The second, more subtle and profound advantage is: that by scuppering all hope of worldly and social betterment from the creative act, you are finally left with only one question to answer:
Do you make this damn thing exist or not?
And once you can answer that truthfully to yourself, the rest is easy.

Comments

  1. inspiring! i read your blog now and then… i like it.
    why inspiring? for one i can not agree more that what really hurts is not tackling the opportunity when it comes jetting by… or slowly shows up at your door.

  2. Speaking from experience, it can definitely hurt you! Earlier in my career I lost two jobs (granted, I had outgrown both, but they were paychecks) because of my adamence on pursuing particularly “creative solutions” (both of which ended up being adopted within two years of my departures).
    I’ve learned to adjust my life in order to stay creative. Other than carrying a reasonable mortgage, I pay cash for everything so no creditors can take my stuff next time I butt heads ;)
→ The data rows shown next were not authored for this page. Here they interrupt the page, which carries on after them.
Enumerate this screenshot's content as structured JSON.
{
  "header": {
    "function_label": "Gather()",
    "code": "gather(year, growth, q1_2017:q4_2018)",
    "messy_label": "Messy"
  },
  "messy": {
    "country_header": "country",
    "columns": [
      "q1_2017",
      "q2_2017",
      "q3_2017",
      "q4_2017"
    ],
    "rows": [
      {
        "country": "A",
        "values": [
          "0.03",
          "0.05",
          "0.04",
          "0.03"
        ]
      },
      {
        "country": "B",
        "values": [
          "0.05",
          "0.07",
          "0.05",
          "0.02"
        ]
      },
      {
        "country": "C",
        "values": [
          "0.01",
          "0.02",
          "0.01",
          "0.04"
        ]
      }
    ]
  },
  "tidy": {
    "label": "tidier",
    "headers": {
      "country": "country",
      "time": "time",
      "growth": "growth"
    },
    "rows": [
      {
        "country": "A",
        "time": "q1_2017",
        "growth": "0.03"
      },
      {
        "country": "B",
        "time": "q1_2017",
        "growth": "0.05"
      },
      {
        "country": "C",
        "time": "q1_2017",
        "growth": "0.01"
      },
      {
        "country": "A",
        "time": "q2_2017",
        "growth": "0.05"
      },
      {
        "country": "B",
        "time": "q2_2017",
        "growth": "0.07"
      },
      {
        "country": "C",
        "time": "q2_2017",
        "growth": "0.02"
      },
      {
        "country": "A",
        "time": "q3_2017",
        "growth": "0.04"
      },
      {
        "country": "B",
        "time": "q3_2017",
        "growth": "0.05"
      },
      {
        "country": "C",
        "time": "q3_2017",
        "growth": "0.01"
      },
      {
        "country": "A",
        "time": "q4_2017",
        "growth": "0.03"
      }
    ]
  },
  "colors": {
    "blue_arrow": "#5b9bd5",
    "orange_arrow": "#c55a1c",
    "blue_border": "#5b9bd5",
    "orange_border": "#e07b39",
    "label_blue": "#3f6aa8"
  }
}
  3. richw: This sounds as if it hurt your wallet more than it hurt YOU. I think it’s an important distinction to make. Many people seem to find it easier, or better, to live with a hurt psyche or a hurt soul than a hurt wallet. I think this is why so many of my friends seem to constantly be searching for meaning in their lives. They tell me constantly how much they envy me, yet they are the ones with families, and homes, and rich material lives, while I have none of that. It takes a certain courage to face the possibility of failure – monetarily, creatively, personally – and still take advantage of that unique opportunity. And yet it is only by failure, by breaking down, that we grow and learn.

  4. Karen,
    I’m sure you believe that, but in my case it hurt me. I wasn’t prepared for it the first time. I’ve been in poverty and while it has it charms, I no longer embrace it nor wish to. Poverty means I lose the luxury of doing what I want – there are only so many hours in a day and figuring out how to survive to the next is time and energy consuming. In my case it sapped both my confidence and creativity.
    I have never subscribed to the theory that being creative meant suffering economically -in the convoluted world of my mind it should be exactly the opposite. So after the first time I lost work I got around to deciding to suck it up for a couple of years, save like crazy and hope it didn’t hurt so bad the next time. And it wasn’t as bad the next time. Or the time after that, after which I started my own business.
    It worked for me. I can pick and choose with whom I want to work and still have time to both do leisure things I like and get involved with causes I care about. Unfortunately, there just weren’t any Medicis around these parts when I could’ve used one. So I became my own Medici.

  5. Being “your own Medici” is good – it is basically what I have done. i sold my house and am living off the profits. They won’t last much longer, but at least now I have the option of finding a job I like, working with people I like, in a place I’d like to live, rather than taking the first thing that comes along simply because I have to.
    I’ve been fortunately enough to never be truly poor, so I don’t know what it is like. But I never meant to imply that poverty is good; of course it isn’t. And I agree that being creative should not have to mean suffering financially. But it still sounds like, while it might have hurt in the short run, it helped you tremendously in the long run, by giving you the foresite and fortitude to carve a place for your (creative) self. We are never prepared, the first time we are rejected or tossed away. But if we are lucky, we learn from it, and it gives us a clearer idea of what we want and what we need to be happy and fulfilled.